NPL ratio sinks below 2% despite increase in bad loans total
The country’s biggest banks posted record-low non-performing loan (NPL) ratios in December 2014, with bad loans declining to less than 2 percent of total loan portfolios in spite of increasing by P2.5 billion year-on-year, the central bank reported.
Figures released by the Bangko Sentral ng Pilipinas (BSP) on Tuesday showed that the NPL ratio of universal and commercial banks (U/KBs) at end-December stood at 1.82 percent, down from 2.13 percent a year earlier.
December’s NPL ratio marks the lowest ratio posted by U/KBs since the 1997 financial crisis, the central bank said.
“The indicator reached a record low amid a month-on-month decline in NPLs and an increase in the banks’ total loan portfolio [TLP],” the central bank said.

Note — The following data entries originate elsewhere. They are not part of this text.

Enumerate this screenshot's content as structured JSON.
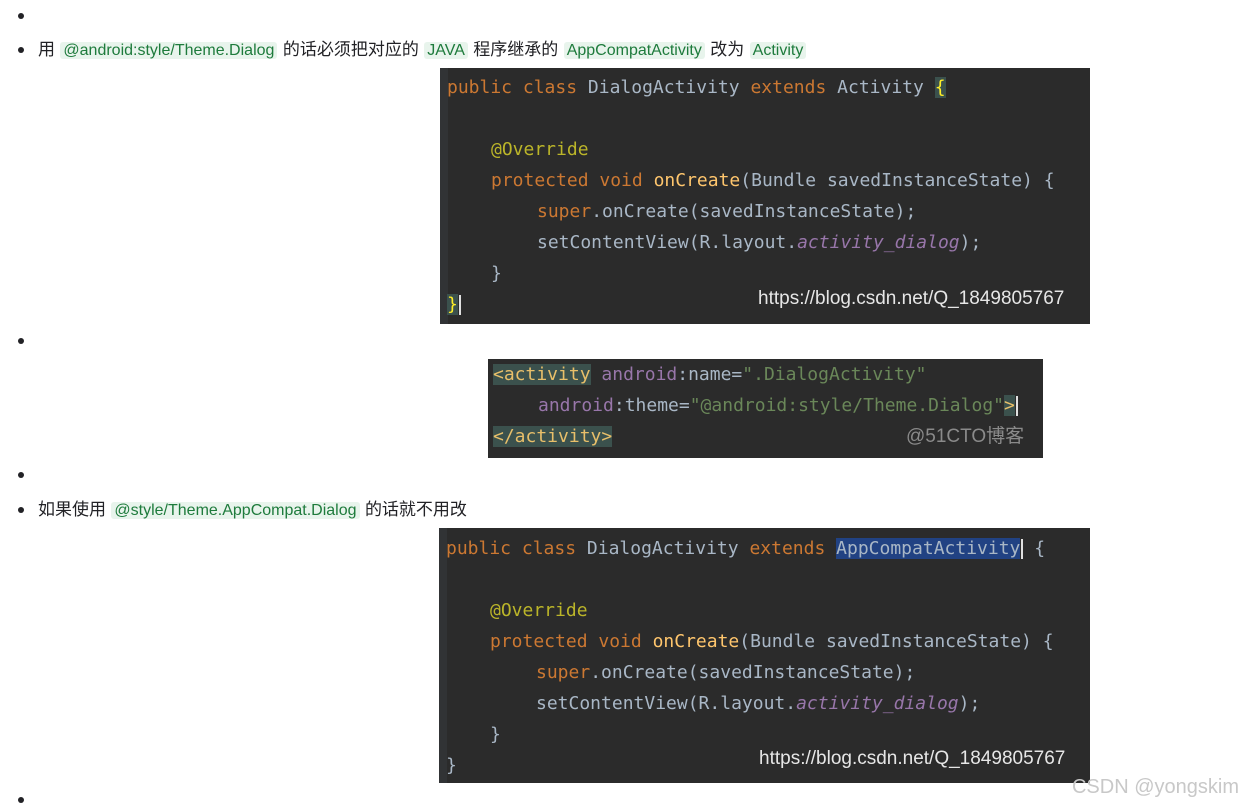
{
  "item1": {
    "pre": "用",
    "code1": "@android:style/Theme.Dialog",
    "mid1": "的话必须把对应的",
    "code2": "JAVA",
    "mid2": "程序继承的",
    "code3": "AppCompatActivity",
    "mid3": "改为",
    "code4": "Activity"
  },
  "shot1": {
    "l1_public": "public ",
    "l1_class": "class ",
    "l1_name": "DialogActivity ",
    "l1_extends": "extends ",
    "l1_parent": "Activity ",
    "l1_brace": "{",
    "l2": "@Override",
    "l3_protected": "protected ",
    "l3_void": "void ",
    "l3_fn": "onCreate",
    "l3_rest": "(Bundle savedInstanceState) {",
    "l4_super": "super",
    "l4_rest": ".onCreate(savedInstanceState);",
    "l5_pre": "setContentView(R.layout.",
    "l5_field": "activity_dialog",
    "l5_post": ");",
    "l6": "}",
    "l7": "}",
    "watermark": "https://blog.csdn.net/Q_1849805767"
  },
  "shot2": {
    "l1_tag": "<activity",
    "l1_attr": "android",
    "l1_colon": ":name=",
    "l1_val": "\".DialogActivity\"",
    "l2_attr": "android",
    "l2_colon": ":theme=",
    "l2_val": "\"@android:style/Theme.Dialog\"",
    "l2_end": ">",
    "l3_tag": "</activity>",
    "watermark": "@51CTO博客"
  },
  "item2": {
    "pre": "如果使用",
    "code1": "@style/Theme.AppCompat.Dialog",
    "post": "的话就不用改"
  },
  "shot3": {
    "l1_public": "public ",
    "l1_class": "class ",
    "l1_name": "DialogActivity ",
    "l1_extends": "extends ",
    "l1_parent": "AppCompatActivity",
    "l1_brace": " {",
    "l2": "@Override",
    "l3_protected": "protected ",
    "l3_void": "void ",
    "l3_fn": "onCreate",
    "l3_rest": "(Bundle savedInstanceState) {",
    "l4_super": "super",
    "l4_rest": ".onCreate(savedInstanceState);",
    "l5_pre": "setContentView(R.layout.",
    "l5_field": "activity_dialog",
    "l5_post": ");",
    "l6": "}",
    "l7": "}",
    "watermark": "https://blog.csdn.net/Q_1849805767"
  },
  "page_watermark": "CSDN @yongskim"
}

The December NPL figure was the third straight month of decline, following the 1.98 percent NPL ratio recorded in November and the 2.05 percent in October last year, the BSP said in a statement.
Bad loans fell to P93.06 billion in December from P95.52 billion in November but rose from the P90.51 billion a year earlier.

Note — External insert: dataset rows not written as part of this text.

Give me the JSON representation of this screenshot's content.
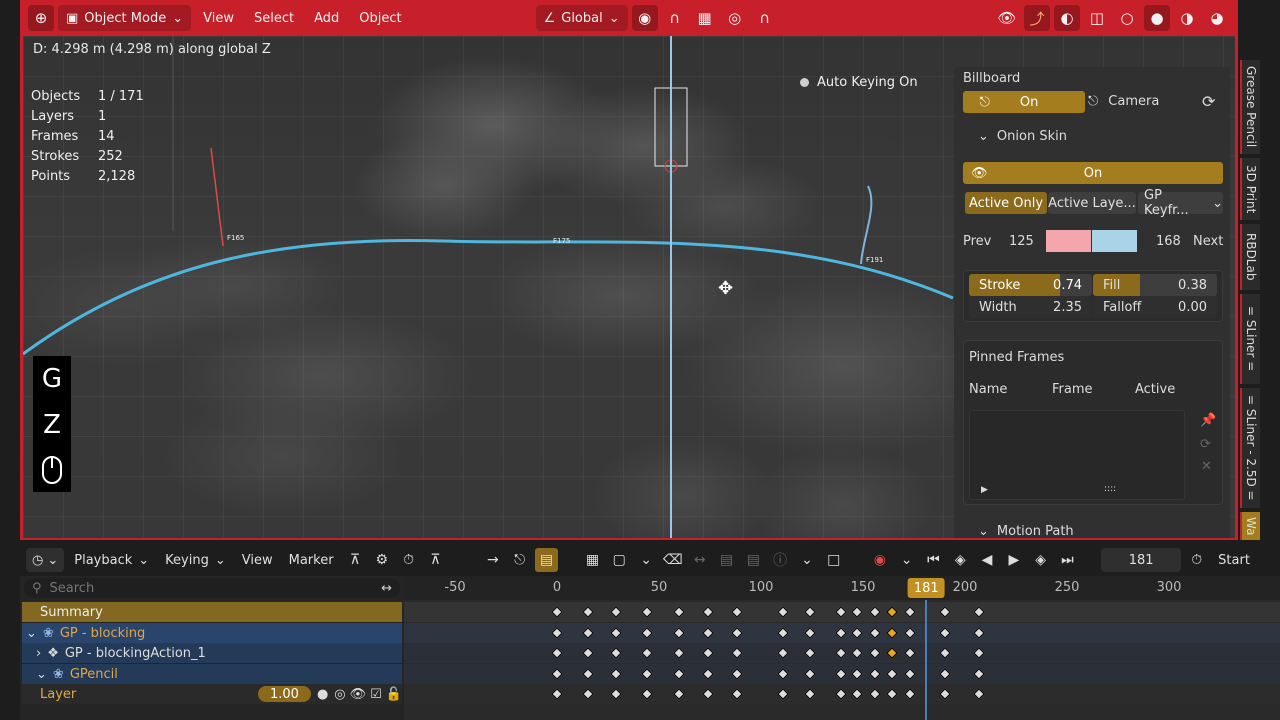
{
  "header": {
    "mode": "Object Mode",
    "menus": [
      "View",
      "Select",
      "Add",
      "Object"
    ],
    "transform_orientation": "Global"
  },
  "viewport": {
    "status": "D: 4.298 m (4.298 m) along global Z",
    "stats": [
      {
        "k": "Objects",
        "v": "1 / 171"
      },
      {
        "k": "Layers",
        "v": "1"
      },
      {
        "k": "Frames",
        "v": "14"
      },
      {
        "k": "Strokes",
        "v": "252"
      },
      {
        "k": "Points",
        "v": "2,128"
      }
    ],
    "auto_keying": "Auto Keying On",
    "key_overlay": [
      "G",
      "Z"
    ],
    "path_labels": [
      "F165",
      "F175",
      "F191"
    ]
  },
  "npanel": {
    "billboard_title": "Billboard",
    "billboard_on": "On",
    "camera": "Camera",
    "onion_skin": "Onion Skin",
    "onion_on": "On",
    "onion_modes": [
      "Active Only",
      "Active Laye...",
      "GP Keyfr..."
    ],
    "prev_label": "Prev",
    "prev_value": "125",
    "next_value": "168",
    "next_label": "Next",
    "prev_color": "#f4a6ad",
    "next_color": "#a9d3e6",
    "stroke_label": "Stroke",
    "stroke_value": "0.74",
    "fill_label": "Fill",
    "fill_value": "0.38",
    "width_label": "Width",
    "width_value": "2.35",
    "falloff_label": "Falloff",
    "falloff_value": "0.00",
    "pinned_frames": "Pinned Frames",
    "pinned_cols": [
      "Name",
      "Frame",
      "Active"
    ],
    "motion_path": "Motion Path"
  },
  "side_tabs": [
    "Grease Pencil",
    "3D Print",
    "RBDLab",
    "= SLiner =",
    "= SLiner - 2.5D =",
    "Wa"
  ],
  "timeline": {
    "menus": [
      "Playback",
      "Keying",
      "View",
      "Marker"
    ],
    "current_frame": "181",
    "start_label": "Start",
    "search_placeholder": "Search",
    "ruler_ticks": [
      "-50",
      "0",
      "50",
      "100",
      "150",
      "200",
      "250",
      "300"
    ],
    "channels": [
      {
        "label": "Summary",
        "kind": "summary"
      },
      {
        "label": "GP - blocking",
        "kind": "object"
      },
      {
        "label": "GP - blockingAction_1",
        "kind": "action"
      },
      {
        "label": "GPencil",
        "kind": "data"
      },
      {
        "label": "Layer",
        "kind": "layer",
        "value": "1.00"
      }
    ],
    "keyframes": [
      0,
      15,
      29,
      44,
      60,
      74,
      88,
      111,
      124,
      139,
      147,
      156,
      164,
      173,
      190,
      207
    ],
    "selected_key": 164
  },
  "colors": {
    "accent_red": "#c8202a",
    "accent_gold": "#a37d1e",
    "path_blue": "#4fb6dd"
  }
}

The banks’ total loan portfolio rose to P5.117 trillion combined in December from P4.704 trillion in November. The new total also exceeded the P4.256 trillion recorded in December 2013.
Loss provisions increased
“Aside from keeping the NPL ratio low, the U/KBs continue to allocate substantial reserves for potential credit losses,” the BSP said.

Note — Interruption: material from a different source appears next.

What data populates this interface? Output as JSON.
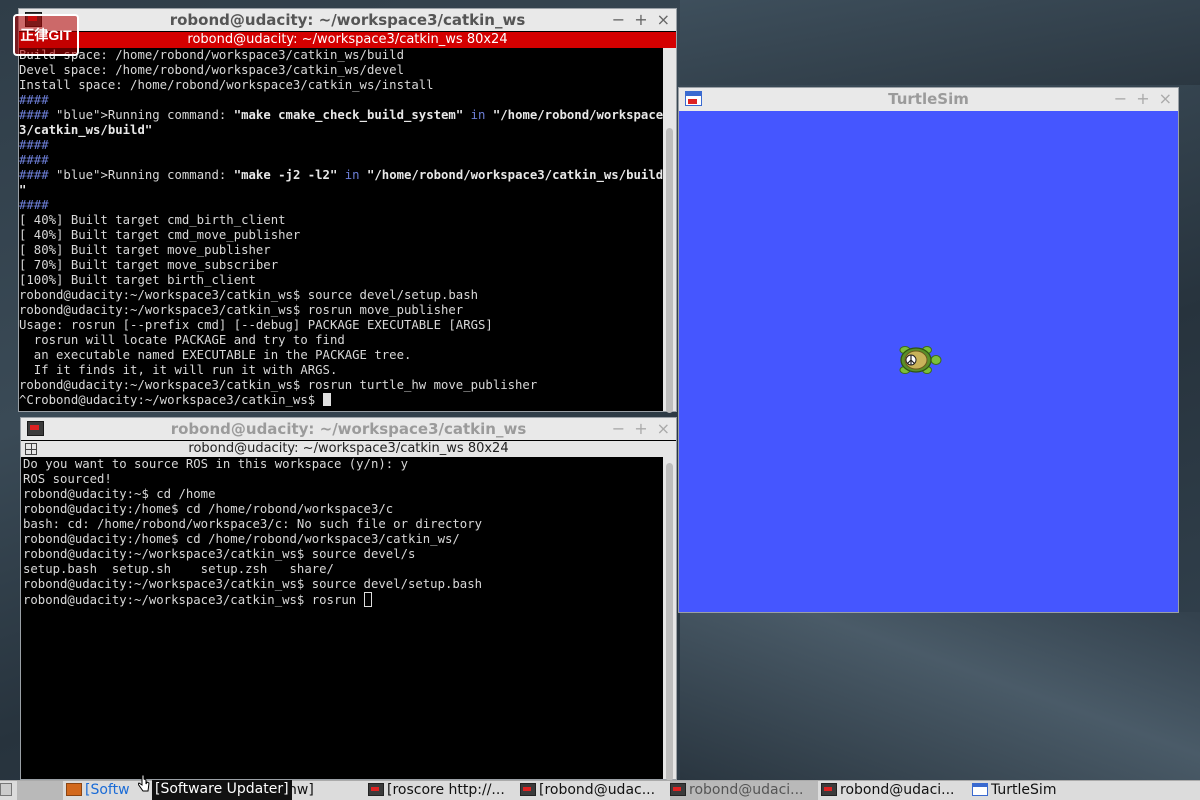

In December, the industry provisioned for 142.43 percent of its gross NPLs, higher than the 140.91 percent in the preceding month but lower than 144.12 percent registered a year earlier.
Gross NPLs across economic sectors remained manageable and were seen in financial intermediation; real estate, renting and business activities; manufacturing; wholesale and retail trade; and electricity, gas and water supply, which represented 72.4 percent of the banks’ TLP during the period, the central bank said.
“The Bangko Sentral ng Pilipinas monitors the quality of bank loans as part of its efforts to foster the strength of individual banks as well as the systemic stability of the domestic banking industry,” it added.